Sharing fiber optic line from ISP for security cam

Melli

Commendable
May 19, 2016
4
0
1,510
Fiber optic comes off street to an electrical shed (where I'd like to put a IP security cam), then travels 250ft to home (plugs into modem, then LAN to a router). Instead of running 250ft of CAT 6 cable back to electrical shed from house, to hook up security cam, could I tap into fiber optic line and use it to transmit security cam data?
In the electrical shed, the fiber optic from street, and line going to home are spliced together via a plug of sorts. I've unplugged them to do some work, and plugged them back together without any issues.
I looked into a Wi-Fi extender, but the electrical shed is over a rock hill, so range is limited unless someone knows of a really good Wi-Fi extender?
Open to options...digging a 250ft trench is not high on my list.
 
Solution
Cutting and terminating fiber isn't trivial. You need specialized tools. Don't mess with the fiber. Leave that to the ISP. Either have them move the termination point to the shed and then use conventional copper ethernet for the house or bring conventional copper back from the house. Or use the wireless option I posted previously.
Not sure if it will cost effective but you could put the modem and a router out in the shed. You could plug the cam into one port on the router and then use a pair of media converters to use the fiber. You would put a AP or another router in your house to provide wireless and ethernet ports.

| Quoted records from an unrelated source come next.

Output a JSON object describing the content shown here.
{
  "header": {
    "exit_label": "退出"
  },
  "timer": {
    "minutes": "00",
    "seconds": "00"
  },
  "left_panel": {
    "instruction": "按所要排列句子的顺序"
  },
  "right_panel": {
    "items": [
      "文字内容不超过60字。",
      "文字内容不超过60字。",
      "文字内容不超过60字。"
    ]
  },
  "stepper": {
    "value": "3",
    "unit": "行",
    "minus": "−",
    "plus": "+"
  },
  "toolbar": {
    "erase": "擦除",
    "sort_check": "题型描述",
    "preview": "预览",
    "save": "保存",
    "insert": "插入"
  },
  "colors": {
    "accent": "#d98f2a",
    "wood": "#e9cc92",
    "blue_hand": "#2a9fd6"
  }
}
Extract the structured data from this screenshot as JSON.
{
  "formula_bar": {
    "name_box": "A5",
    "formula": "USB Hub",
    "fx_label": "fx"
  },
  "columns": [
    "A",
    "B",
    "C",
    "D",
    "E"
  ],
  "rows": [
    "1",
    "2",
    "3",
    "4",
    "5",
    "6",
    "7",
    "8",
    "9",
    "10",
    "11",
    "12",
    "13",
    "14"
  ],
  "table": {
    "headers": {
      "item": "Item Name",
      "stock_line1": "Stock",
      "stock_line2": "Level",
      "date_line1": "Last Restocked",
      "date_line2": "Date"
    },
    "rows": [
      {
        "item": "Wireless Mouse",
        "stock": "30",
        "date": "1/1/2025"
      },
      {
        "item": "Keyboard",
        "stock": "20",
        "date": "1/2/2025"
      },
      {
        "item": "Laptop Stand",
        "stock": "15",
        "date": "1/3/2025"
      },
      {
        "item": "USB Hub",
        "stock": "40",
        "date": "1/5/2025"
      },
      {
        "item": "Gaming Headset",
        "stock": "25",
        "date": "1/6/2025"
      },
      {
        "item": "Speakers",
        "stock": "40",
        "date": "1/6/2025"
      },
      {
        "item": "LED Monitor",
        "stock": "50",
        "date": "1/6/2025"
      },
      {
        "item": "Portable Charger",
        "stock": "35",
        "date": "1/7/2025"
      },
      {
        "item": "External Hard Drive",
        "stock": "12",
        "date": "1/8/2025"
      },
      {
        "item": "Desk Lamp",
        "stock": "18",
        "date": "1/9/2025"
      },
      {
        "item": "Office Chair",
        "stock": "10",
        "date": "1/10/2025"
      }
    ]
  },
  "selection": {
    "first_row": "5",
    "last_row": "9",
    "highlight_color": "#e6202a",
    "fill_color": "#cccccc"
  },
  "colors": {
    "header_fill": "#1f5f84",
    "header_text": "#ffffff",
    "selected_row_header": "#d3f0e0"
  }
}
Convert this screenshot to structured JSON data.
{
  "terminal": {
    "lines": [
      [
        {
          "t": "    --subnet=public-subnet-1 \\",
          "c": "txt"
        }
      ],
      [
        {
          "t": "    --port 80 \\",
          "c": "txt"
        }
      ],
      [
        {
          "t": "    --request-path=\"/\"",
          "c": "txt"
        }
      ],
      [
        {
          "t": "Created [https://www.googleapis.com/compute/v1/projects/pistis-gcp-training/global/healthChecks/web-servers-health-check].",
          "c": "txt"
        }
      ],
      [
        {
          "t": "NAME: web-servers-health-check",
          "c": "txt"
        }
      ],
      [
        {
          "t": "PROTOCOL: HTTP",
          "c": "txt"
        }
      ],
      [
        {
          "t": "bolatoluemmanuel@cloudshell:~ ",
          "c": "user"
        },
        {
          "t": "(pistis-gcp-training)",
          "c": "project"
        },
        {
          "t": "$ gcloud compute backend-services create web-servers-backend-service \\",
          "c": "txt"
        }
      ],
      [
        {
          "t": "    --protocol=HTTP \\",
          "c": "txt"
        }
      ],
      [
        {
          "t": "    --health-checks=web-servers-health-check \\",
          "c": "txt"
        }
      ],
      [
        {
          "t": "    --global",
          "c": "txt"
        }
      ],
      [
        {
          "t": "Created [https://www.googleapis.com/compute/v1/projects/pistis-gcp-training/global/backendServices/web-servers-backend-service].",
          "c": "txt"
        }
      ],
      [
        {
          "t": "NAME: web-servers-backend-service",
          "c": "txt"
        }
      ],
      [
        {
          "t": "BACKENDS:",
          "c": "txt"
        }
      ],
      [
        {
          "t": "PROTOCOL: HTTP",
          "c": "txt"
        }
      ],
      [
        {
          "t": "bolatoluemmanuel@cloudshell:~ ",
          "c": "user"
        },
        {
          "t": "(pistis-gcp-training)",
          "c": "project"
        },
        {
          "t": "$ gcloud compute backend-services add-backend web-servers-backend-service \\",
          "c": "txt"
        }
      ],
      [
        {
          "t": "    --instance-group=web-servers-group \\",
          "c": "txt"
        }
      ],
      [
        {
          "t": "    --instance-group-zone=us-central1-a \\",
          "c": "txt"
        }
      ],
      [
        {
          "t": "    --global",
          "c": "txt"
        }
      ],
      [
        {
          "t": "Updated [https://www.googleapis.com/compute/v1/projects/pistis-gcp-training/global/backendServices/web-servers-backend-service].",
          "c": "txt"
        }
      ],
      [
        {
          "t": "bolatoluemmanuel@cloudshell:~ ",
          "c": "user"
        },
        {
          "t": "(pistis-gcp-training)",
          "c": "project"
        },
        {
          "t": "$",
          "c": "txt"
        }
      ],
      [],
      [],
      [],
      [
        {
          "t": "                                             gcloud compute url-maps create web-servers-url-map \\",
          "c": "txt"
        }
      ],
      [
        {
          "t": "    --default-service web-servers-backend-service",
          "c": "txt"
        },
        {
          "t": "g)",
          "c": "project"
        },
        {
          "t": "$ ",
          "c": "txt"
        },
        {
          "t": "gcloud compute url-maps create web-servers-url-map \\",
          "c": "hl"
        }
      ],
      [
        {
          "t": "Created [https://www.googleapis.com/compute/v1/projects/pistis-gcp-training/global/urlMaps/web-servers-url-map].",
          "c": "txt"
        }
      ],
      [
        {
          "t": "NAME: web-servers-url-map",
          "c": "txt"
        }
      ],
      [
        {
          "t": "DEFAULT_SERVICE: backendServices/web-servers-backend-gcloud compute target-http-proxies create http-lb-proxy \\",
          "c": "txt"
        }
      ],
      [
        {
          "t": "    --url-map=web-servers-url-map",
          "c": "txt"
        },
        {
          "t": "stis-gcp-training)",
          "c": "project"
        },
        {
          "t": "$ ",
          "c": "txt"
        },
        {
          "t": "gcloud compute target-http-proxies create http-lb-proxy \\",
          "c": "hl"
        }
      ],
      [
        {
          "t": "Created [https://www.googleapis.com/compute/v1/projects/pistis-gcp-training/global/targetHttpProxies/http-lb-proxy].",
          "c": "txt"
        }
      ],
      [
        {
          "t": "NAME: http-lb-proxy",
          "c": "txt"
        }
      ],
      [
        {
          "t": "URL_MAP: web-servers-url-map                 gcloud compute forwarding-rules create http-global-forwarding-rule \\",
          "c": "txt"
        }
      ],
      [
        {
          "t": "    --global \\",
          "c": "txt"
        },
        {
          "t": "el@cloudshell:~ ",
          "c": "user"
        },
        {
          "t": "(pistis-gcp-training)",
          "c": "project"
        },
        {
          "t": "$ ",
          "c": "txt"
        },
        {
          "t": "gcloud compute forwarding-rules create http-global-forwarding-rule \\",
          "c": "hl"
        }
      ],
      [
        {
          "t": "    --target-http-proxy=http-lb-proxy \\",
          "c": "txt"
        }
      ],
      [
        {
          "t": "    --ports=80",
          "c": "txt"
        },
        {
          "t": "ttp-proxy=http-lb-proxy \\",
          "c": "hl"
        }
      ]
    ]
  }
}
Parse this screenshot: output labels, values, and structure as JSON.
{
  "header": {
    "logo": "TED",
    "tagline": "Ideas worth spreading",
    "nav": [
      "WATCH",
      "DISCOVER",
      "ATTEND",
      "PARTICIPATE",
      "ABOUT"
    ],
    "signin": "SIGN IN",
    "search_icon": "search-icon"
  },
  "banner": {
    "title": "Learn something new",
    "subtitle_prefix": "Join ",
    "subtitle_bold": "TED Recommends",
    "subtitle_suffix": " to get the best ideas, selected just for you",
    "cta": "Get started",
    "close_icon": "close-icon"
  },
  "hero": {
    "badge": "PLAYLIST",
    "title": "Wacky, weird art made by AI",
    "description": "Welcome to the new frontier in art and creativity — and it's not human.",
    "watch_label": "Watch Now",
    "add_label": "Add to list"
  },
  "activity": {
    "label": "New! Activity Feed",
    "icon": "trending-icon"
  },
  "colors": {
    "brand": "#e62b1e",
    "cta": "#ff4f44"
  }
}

A problem is going to be determining what type of media converter to buy. I am going to guess the fiber is single mode fiber. The optics for this are slightly more expensive than the ones that run multimode fiber. The good news is you can run single mode optics over multimode fiber at the short distance you have so you can just buy single mode optics on your media converters. You would save a little money if you could verify the fiber was multimode.

You also need to get the correct connectors on the media converters to connect to the fiber. You should be able to tell by looking they tend to be either SC or LC.

Now that I think about this it may not be affordable at all. If the fiber is 2 strands you can do the above. If it runs on a single strand like FIOS does then the media converters are extremely expensive. They run 2 different color lasers one for each direction on the same optical interface.

Also if you get your tv over fiber it will go no further than the shed without you getting creative.
 

Melli

Commendable
May 19, 2016
4
0
1,510


Thanks Bill!
Single fiber as I recall from when I watched him add connectors. Looked fairly easy. I would guess SC from when I took them apart...
Yep, the TV is on the line too.
What a bummer...that line is nicely buried, and what better hookup, than to a fiber line.


 

kanewolf

Titan
Moderator
Put a pair of wireless bridges like these -- www.newegg.com/Product/Product.aspx?Item=N82E16833168114 between the house and shed. You need only have power at the shed (which you have to have for the camera anyway). The bandwidth required for an IP camera is relatively small.
 

Melli

Commendable
May 19, 2016
4
0
1,510

kanewolf

Titan
Moderator
Cutting and terminating fiber isn't trivial. You need specialized tools. Don't mess with the fiber. Leave that to the ISP. Either have them move the termination point to the shed and then use conventional copper ethernet for the house or bring conventional copper back from the house. Or use the wireless option I posted previously.
 
Solution

Melli

Commendable
May 19, 2016
4
0
1,510


Thanks Kanewolf!
Yeah, don't have the tools, but the shed has a junction box...the fiber has connectors down there (male/female or WHY).
I liked the idea of piggybacking the fiber, but that OTA solution you mentioned looks good too...cheaper. Just getting line of sight will require a mast etc., as the shed is down a rock hill.